O homem que fala ao repórter do jornal Extra tenta, timidamente, esconder o rosto. É provável que sinta vergonha por estar ali, por terem-lhe flagrado a mendicância infame, a indigesta fome. Com o dorso preto nu, trajando apenas shorts sujos e humildes sandálias nos pés, ele se acocora e revolve a montanha de restos num caminhão-baú, provando um naco ou outro para se certificar de que o produto não está podre. Entre muitos ossos, há pele e gordura bovinas, antes destinados à fabricação de sabão, cera e ração animal. Agora, servirão para matar a fome dele próprio e dos seus.

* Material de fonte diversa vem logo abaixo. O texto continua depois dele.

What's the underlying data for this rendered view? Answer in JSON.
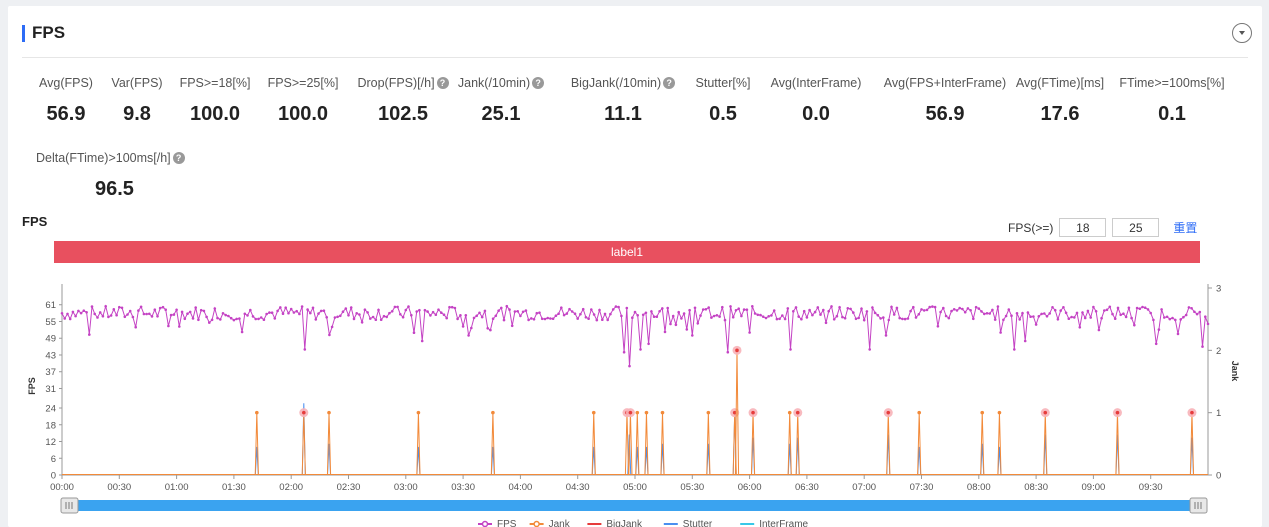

O motorista do caminhão, que assiste, apático, ao infeliz espetáculo, sentencia: — Se bobear, vai morrer mais gente de fome que de Covid. Enfim, após oito anos, o que julgávamos sepulto, volta-nos a assombrar. Quando em 2013, a ONU decretou que havíamos saído do Mapa da Fome, esperávamos, a esta altura, ter superado a calamidade humana mais remota e primordial. Mas, em vez de rumar para o futuro, andamos passos largos para trás. Hoje, em cada cem brasileiros, dez não têm o que comer. Dos famintos, as minorias sociais são maioria: negros, nordestinos, mulheres e crianças perfazem aqueles que mais padecem. E nas áreas rurais, o drama é ainda pior. Hoje, não se pode mais dizer que a fome é fruto da falta de comida. Todo ano, o mundo produz 3,8 bilhões de toneladas de alimentos, segundo a Organização das Nações Unidas para a Alimentação e a Agricultura (FAO).

Quando em 2013, a ONU decretou que havíamos saído do Mapa da Fome, esperávamos, a essa altura, ter superado a calamidade humana mais remota e primordial

E o Brasil é, atualmente, o terceiro maior produtor e segundo maior exportador de alimentos do mundo. Nosso País poderia alimentar dez por cento da população mundial, porque produz comida suficiente para até 1,6 bilhão de pessoas. Então, como explicar o cruel paradoxo do pobre País rico, que arrota riquezas lá fora e aqui dentro deixa seu próprio povo perecer?

É que a fome do Brasil é gerada pelas escolhas políticas — da política agrária — que fomenta a concentração de terras cultiváveis para grandes produtores e exportadores, à política econômica — que corta gastos em áreas essenciais e programas vitais, gerando desigualdade de oportunidades, de renda, o desemprego, e, por fim, a própria fome. Ainda não é certo dizer se o que conduz as ações dos que nos conduzem é a cegueira social ou o sádico cinismo. Pois, se de um lado, o ministro da Economia sugere que empresários alimentem o povo doando as sobras de seus pratos, o presidente da República afirma que fome é fake news, pois, na média, o brasileiro até engordou na pandemia.